If this is starting to sound like the tickle defense, rest assured that there is no way to use this kind of reasoning to justify defecting on the Prisoner’s dilemma or two-boxing on Newcomb’s problem. The reason is that, if you’re playing against a copy of yourself in Prisoner’s dilemma, it doesn’t matter why you decide to do what you do. Because, whatever your reasons are, your duplicate will do the same thing for the same reasons. Similarly, you only need to know that the predictor is accurate in Newcomb’s problem, in order for one-boxing to be good news. The predictor might have blind spots that you could exploit, in order to get all the money. But unless you know about those exceptions, your best bet is to one-box. It’s only in special cases that your motivation for making a decision can cancel out the auspiciousness of the decision.

The other objection to EDT is that it’s temporally inconsistent. But I don’t see why that can’t be handled with precommitments, because EDT isn’t irreparably broken like CDT is. A CDT agent will one-box on Newcomb’s problem, only if it has a chance to precommit before the predictor makes its prediction (which could be before the agent is even created). But an EDT agent one-boxes automatically, and pays in Counterfactual Mugging as long as it has a chance to precommit before it finds out whether the coin came up heads. One of the first things we should expect a self-modifying EDT agent to do, is to make a blanket precommitment for all such problems. That is, it self-modifies in such a way that the modification itself is “good news”, regardless of whether the decisions it’s precommitting to will be good or bad news when they are carried out. This self-modification might be equivalent to designing something like an updateless decision theory agent. The upshot, if you’re a self-modifying AI designer, is that your AI can do this by itself, along with its other recursive self-improvements.
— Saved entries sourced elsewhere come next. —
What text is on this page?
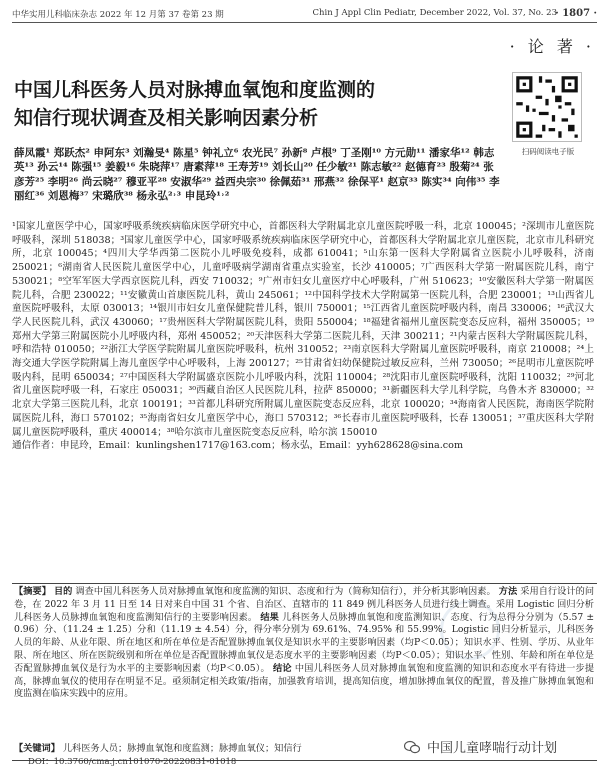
中华实用儿科临床杂志 2022 年 12 月第 37 卷第 23 期	Chin J Appl Clin Pediatr, December 2022, Vol. 37, No. 23
· 1807 ·
· 论 著 ·
中国儿科医务人员对脉搏血氧饱和度监测的
知信行现状调查及相关影响因素分析
扫码阅读电子版
薛凤霞¹ 郑跃杰² 申阿东³ 刘瀚旻⁴ 陈星⁵ 钟礼立⁶ 农光民⁷ 孙新⁸ 卢根⁹ 丁圣刚¹⁰ 方元勋¹¹ 潘家华¹² 韩志英¹³ 孙云¹⁴ 陈强¹⁵ 姜毅¹⁶ 朱晓萍¹⁷ 唐素萍¹⁸ 王寿芳¹⁹ 刘长山²⁰ 任少敏²¹ 陈志敏²² 赵德育²³ 殷菊²⁴ 张彦芳²⁵ 李明²⁶ 尚云晓²⁷ 穆亚平²⁸ 安淑华²⁹ 益西央宗³⁰ 徐佩茹³¹ 邢燕³² 徐保平¹ 赵京³³ 陈实³⁴ 向伟³⁵ 李丽红³⁶ 刘恩梅³⁷ 宋璐欣³⁸ 杨永弘²˒³ 申昆玲¹˒²
¹国家儿童医学中心，国家呼吸系统疾病临床医学研究中心，首都医科大学附属北京儿童医院呼吸一科，北京 100045；²深圳市儿童医院呼吸科，深圳 518038；³国家儿童医学中心，国家呼吸系统疾病临床医学研究中心，首都医科大学附属北京儿童医院，北京市儿科研究所，北京 100045；⁴四川大学华西第二医院小儿呼吸免疫科，成都 610041；⁵山东第一医科大学附属省立医院小儿呼吸科，济南 250021；⁶湖南省人民医院儿童医学中心，儿童呼吸病学湖南省重点实验室，长沙 410005；⁷广西医科大学第一附属医院儿科，南宁 530021；⁸空军军医大学西京医院儿科，西安 710032；⁹广州市妇女儿童医疗中心呼吸科，广州 510623；¹⁰安徽医科大学第一附属医院儿科，合肥 230022；¹¹安徽黄山首康医院儿科，黄山 245061；¹²中国科学技术大学附属第一医院儿科，合肥 230001；¹³山西省儿童医院呼吸科，太原 030013；¹⁴银川市妇女儿童保健院普儿科，银川 750001；¹⁵江西省儿童医院呼吸内科，南昌 330006；¹⁶武汉大学人民医院儿科，武汉 430060；¹⁷贵州医科大学附属医院儿科，贵阳 550004；¹⁸福建省福州儿童医院变态反应科，福州 350005；¹⁹郑州大学第三附属医院小儿呼吸内科，郑州 450052；²⁰天津医科大学第二医院儿科，天津 300211；²¹内蒙古医科大学附属医院儿科，呼和浩特 010050；²²浙江大学医学院附属儿童医院呼吸科，杭州 310052；²³南京医科大学附属儿童医院呼吸科，南京 210008；²⁴上海交通大学医学院附属上海儿童医学中心呼吸科，上海 200127；²⁵甘肃省妇幼保健院过敏反应科，兰州 730050；²⁶昆明市儿童医院呼吸内科，昆明 650034；²⁷中国医科大学附属盛京医院小儿呼吸内科，沈阳 110004；²⁸沈阳市儿童医院呼吸科，沈阳 110032；²⁹河北省儿童医院呼吸一科，石家庄 050031；³⁰西藏自治区人民医院儿科，拉萨 850000；³¹新疆医科大学儿科学院，乌鲁木齐 830000；³²北京大学第三医院儿科，北京 100191；³³首都儿科研究所附属儿童医院变态反应科，北京 100020；³⁴海南省人民医院，海南医学院附属医院儿科，海口 570102；³⁵海南省妇女儿童医学中心，海口 570312；³⁶长春市儿童医院呼吸科，长春 130051；³⁷重庆医科大学附属儿童医院呼吸科，重庆 400014；³⁸哈尔滨市儿童医院变态反应科，哈尔滨 150010
通信作者：申昆玲，Email：kunlingshen1717@163.com；杨永弘，Email：yyh628628@sina.com
【摘要】 目的 调查中国儿科医务人员对脉搏血氧饱和度监测的知识、态度和行为（简称知信行），并分析其影响因素。 方法 采用自行设计的问卷，在 2022 年 3 月 11 日至 14 日对来自中国 31 个省、自治区、直辖市的 11 849 例儿科医务人员进行线上调查。采用 Logistic 回归分析儿科医务人员脉搏血氧饱和度监测知信行的主要影响因素。 结果 儿科医务人员脉搏血氧饱和度监测知识、态度、行为总得分分别为（5.57 ± 0.96）分、（11.24 ± 1.25）分和（11.19 ± 4.54）分，得分率分别为 69.61%、74.95% 和 55.99%。Logistic 回归分析显示，儿科医务人员的年龄、从业年限、所在地区和所在单位是否配置脉搏血氧仪是知识水平的主要影响因素（均P＜0.05）；知识水平、性别、学历、从业年限、所在地区、所在医院级别和所在单位是否配置脉搏血氧仪是态度水平的主要影响因素（均P＜0.05）；知识水平、性别、年龄和所在单位是否配置脉搏血氧仪是行为水平的主要影响因素（均P＜0.05）。 结论 中国儿科医务人员对脉搏血氧饱和度监测的知识和态度水平有待进一步提高，脉搏血氧仪的使用存在明显不足。亟须制定相关政策/指南，加强教育培训，提高知信度，增加脉搏血氧仪的配置，普及推广脉搏血氧饱和度监测在临床实践中的应用。
【关键词】 儿科医务人员；脉搏血氧饱和度监测；脉搏血氧仪；知信行
DOI：10.3760/cma.j.cn101070-20220831-01018
中国儿童哮喘行动计划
Ultimately, I think that causation is just a convenient short-hand that we use. In practice, we infer causal relations by observing conditional probabilities. Then we use those causal relations to inform our decisions. It’s a great heuristic, but we shouldn’t lose sight of what we’re actually trying to do, which is to choose the option such that the probability of a good outcome is highest.